Reputation: 816
So, I have an app that I want to store a large series of Strings with, and I want it to ship with the application. In Android's onCreate method, should I just have a huge (couple of hundred lines) String[] initializer? Is there a better way to do this?
I was thinking of creating my own object of these (they are grouped up a little bit) and storing it that way, but that still includes an instantiation of lots of Strings into an array. Is there some way that I can have this already created? Is there a better way to do this?
Upvotes: 1
Views: 696
Reputation: 7589
If it's only a couple hundred lines, I wouldn't concern myself too much. You can either 'hard code' them, creating a few hundred strings, or have them in a secondary 'flat file' that gets read in by the constructor. Either way, the result, is a few hundred Strings...

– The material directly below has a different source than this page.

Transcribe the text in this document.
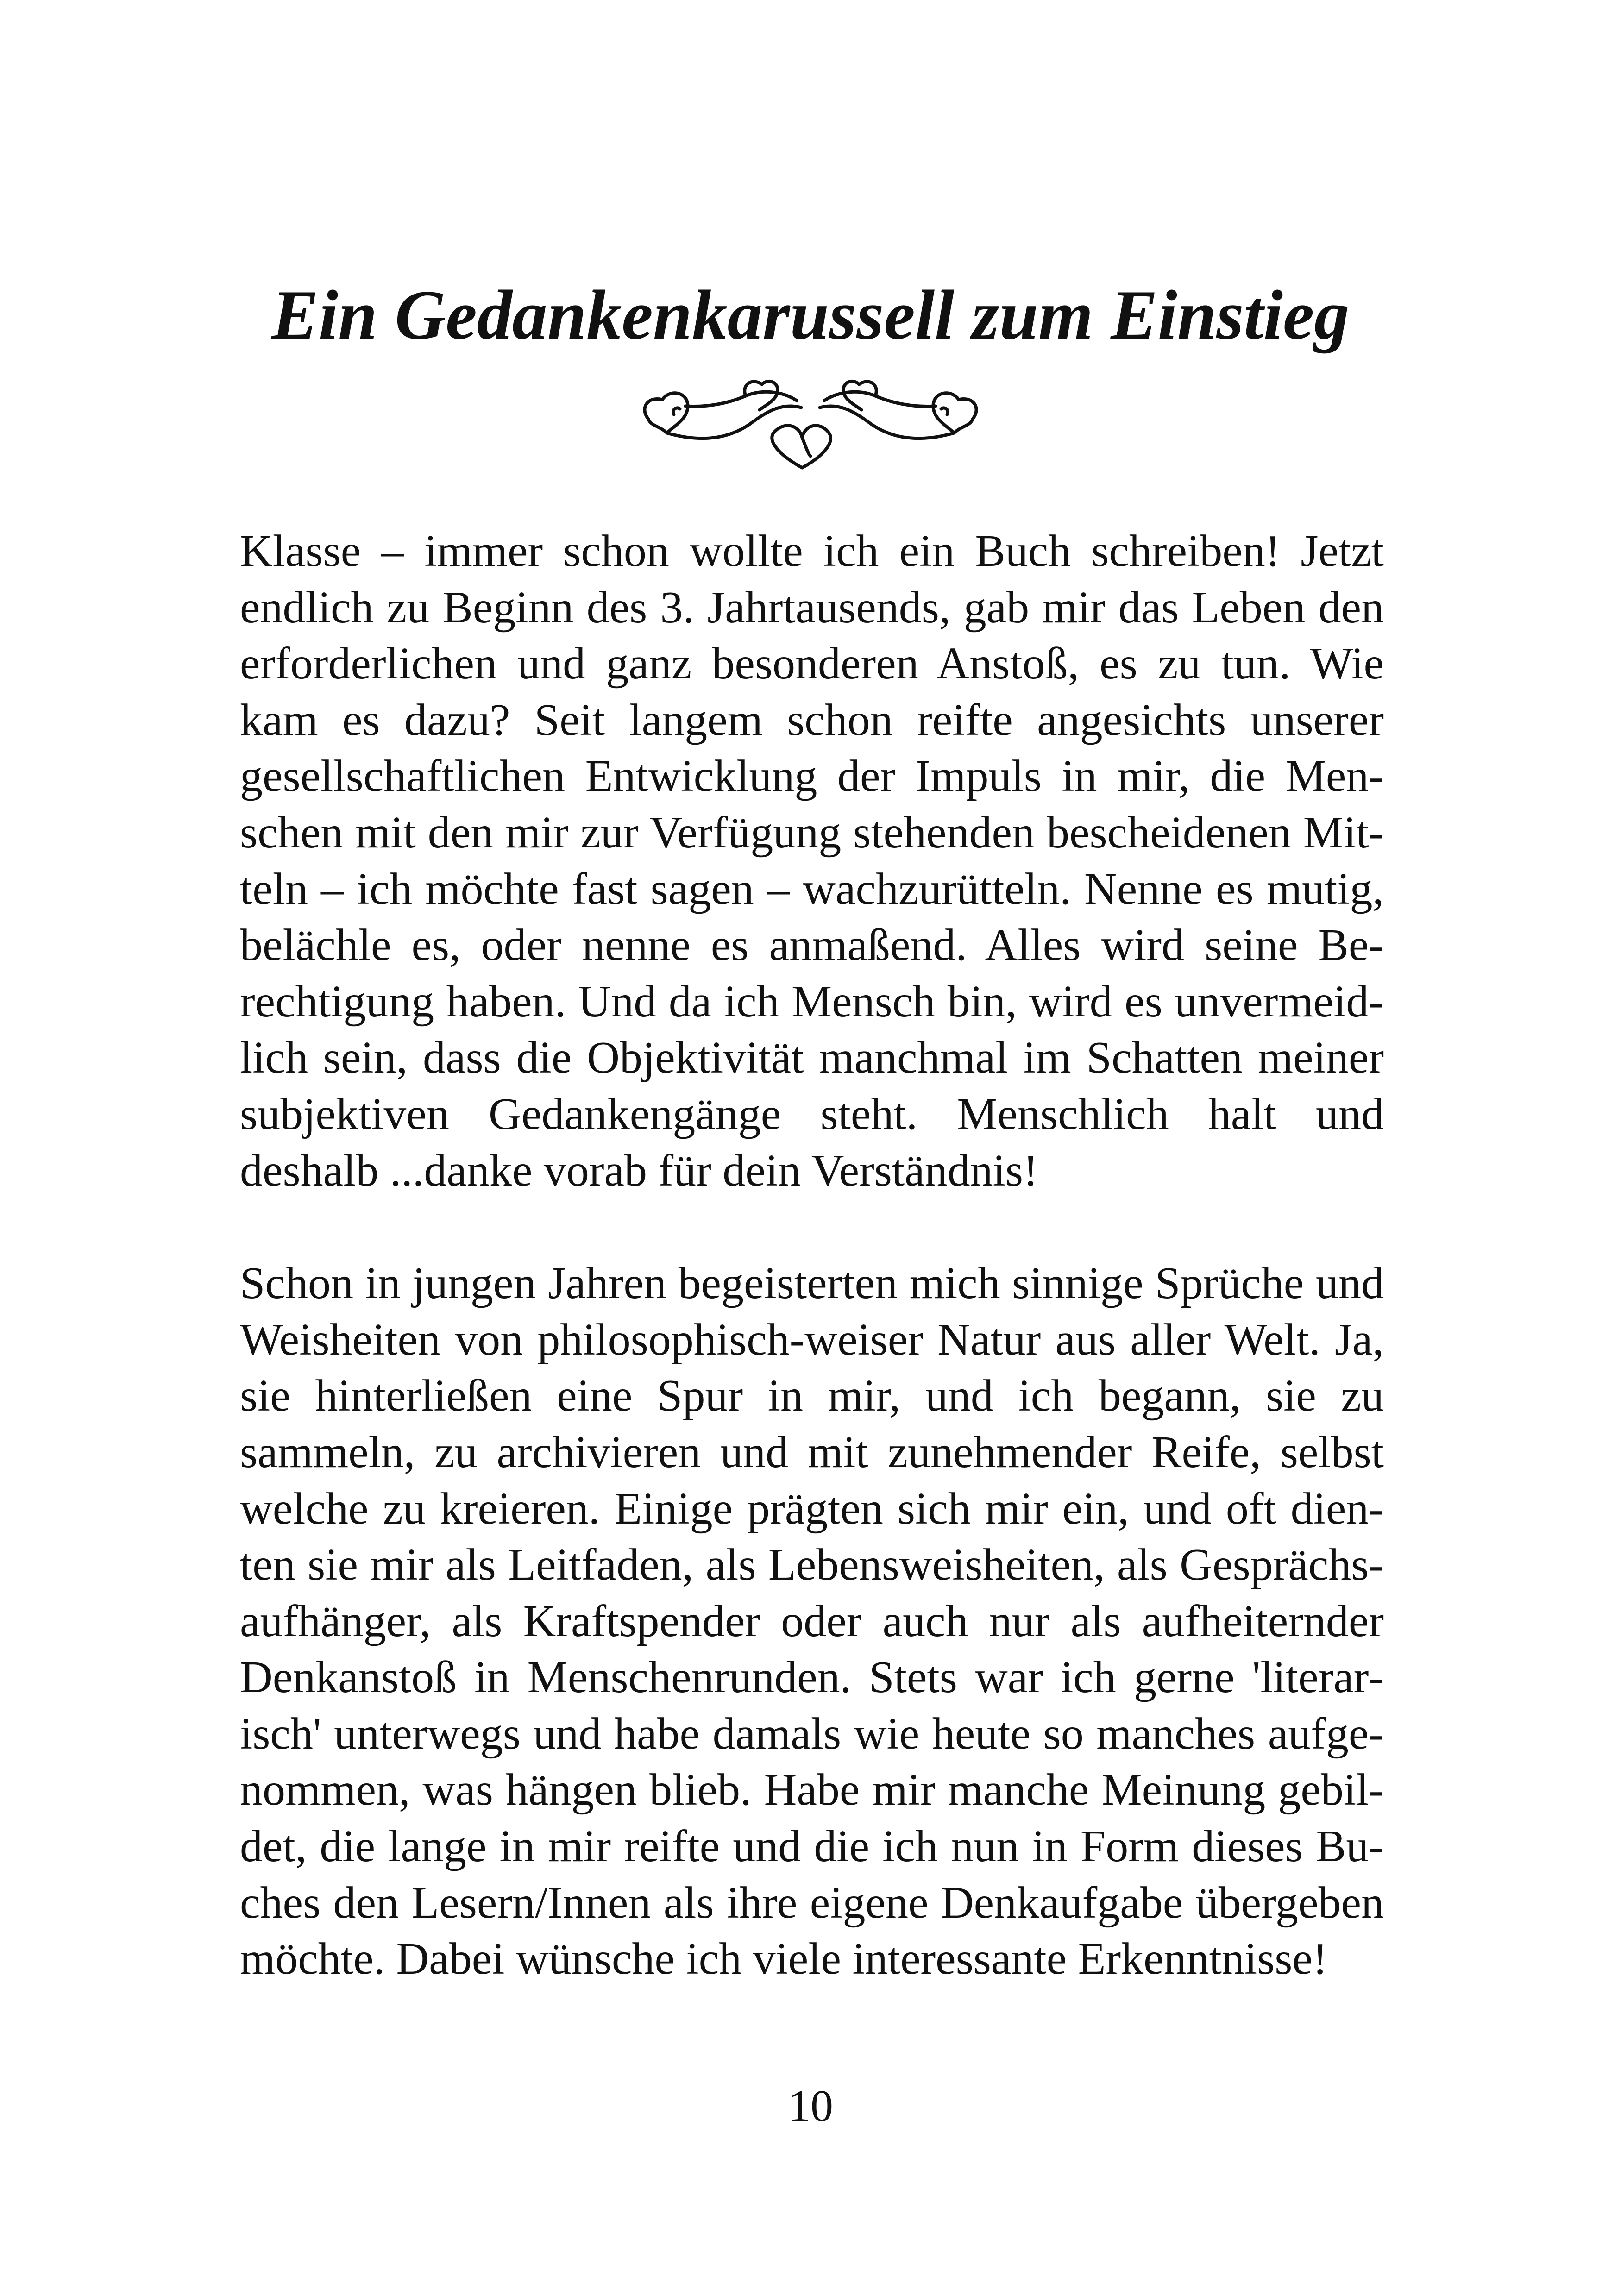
Ein Gedankenkarussell zum Einstieg

Klasse – immer schon wollte ich ein Buch schreiben! Jetzt endlich zu Beginn des 3. Jahrtausends, gab mir das Leben den erforderlichen und ganz besonderen Anstoß, es zu tun. Wie kam es dazu? Seit langem schon reifte angesichts unserer gesellschaftlichen Entwicklung der Impuls in mir, die Menschen mit den mir zur Verfügung stehenden bescheidenen Mitteln – ich möchte fast sagen – wachzurütteln. Nenne es mutig, belächle es, oder nenne es anmaßend. Alles wird seine Berechtigung haben. Und da ich Mensch bin, wird es unvermeidlich sein, dass die Objektivität manchmal im Schatten meiner subjektiven Gedankengänge steht. Menschlich halt und deshalb ...danke vorab für dein Verständnis!

Schon in jungen Jahren begeisterten mich sinnige Sprüche und Weisheiten von philosophisch-weiser Natur aus aller Welt. Ja, sie hinterließen eine Spur in mir, und ich begann, sie zu sammeln, zu archivieren und mit zunehmender Reife, selbst welche zu kreieren. Einige prägten sich mir ein, und oft dienten sie mir als Leitfaden, als Lebensweisheiten, als Gesprächsaufhänger, als Kraftspender oder auch nur als aufheiternder Denkanstoß in Menschenrunden. Stets war ich gerne 'literarisch' unterwegs und habe damals wie heute so manches aufgenommen, was hängen blieb. Habe mir manche Meinung gebildet, die lange in mir reifte und die ich nun in Form dieses Buches den Lesern/Innen als ihre eigene Denkaufgabe übergeben möchte. Dabei wünsche ich viele interessante Erkenntnisse!

10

For speed - hard code them.
This previous question has a bit of discussion on the 'how' to do it for separate objects... how do i preload a hashmap in an object(without put method)?
Upvotes: 0
Reputation: 1867
You can do it in the background with an AsyncTask (separate thread). Like this:
private class InitializeString extends AsyncTask<Void, Void, Void> {
@Override
protected void doInBackground(Void... params) {
//do your initializing
}
@Override
protected void onPostExecute(Void... params) {}
@Override
protected void onPreExecute() {}
@Override
protected void onProgressUpdate(Void... params) {}
}
Also, do names matter? You can just create an ArrayList of strings like this:
ArrayList<String> myListOfStrings = new ArrayList<String>();
myListOfStrings.add("String 1");
myListOfStrings.add("String 2");
...
If the string values are hardcoded and aren't added dynamically, you could also add them all to strings.xml file.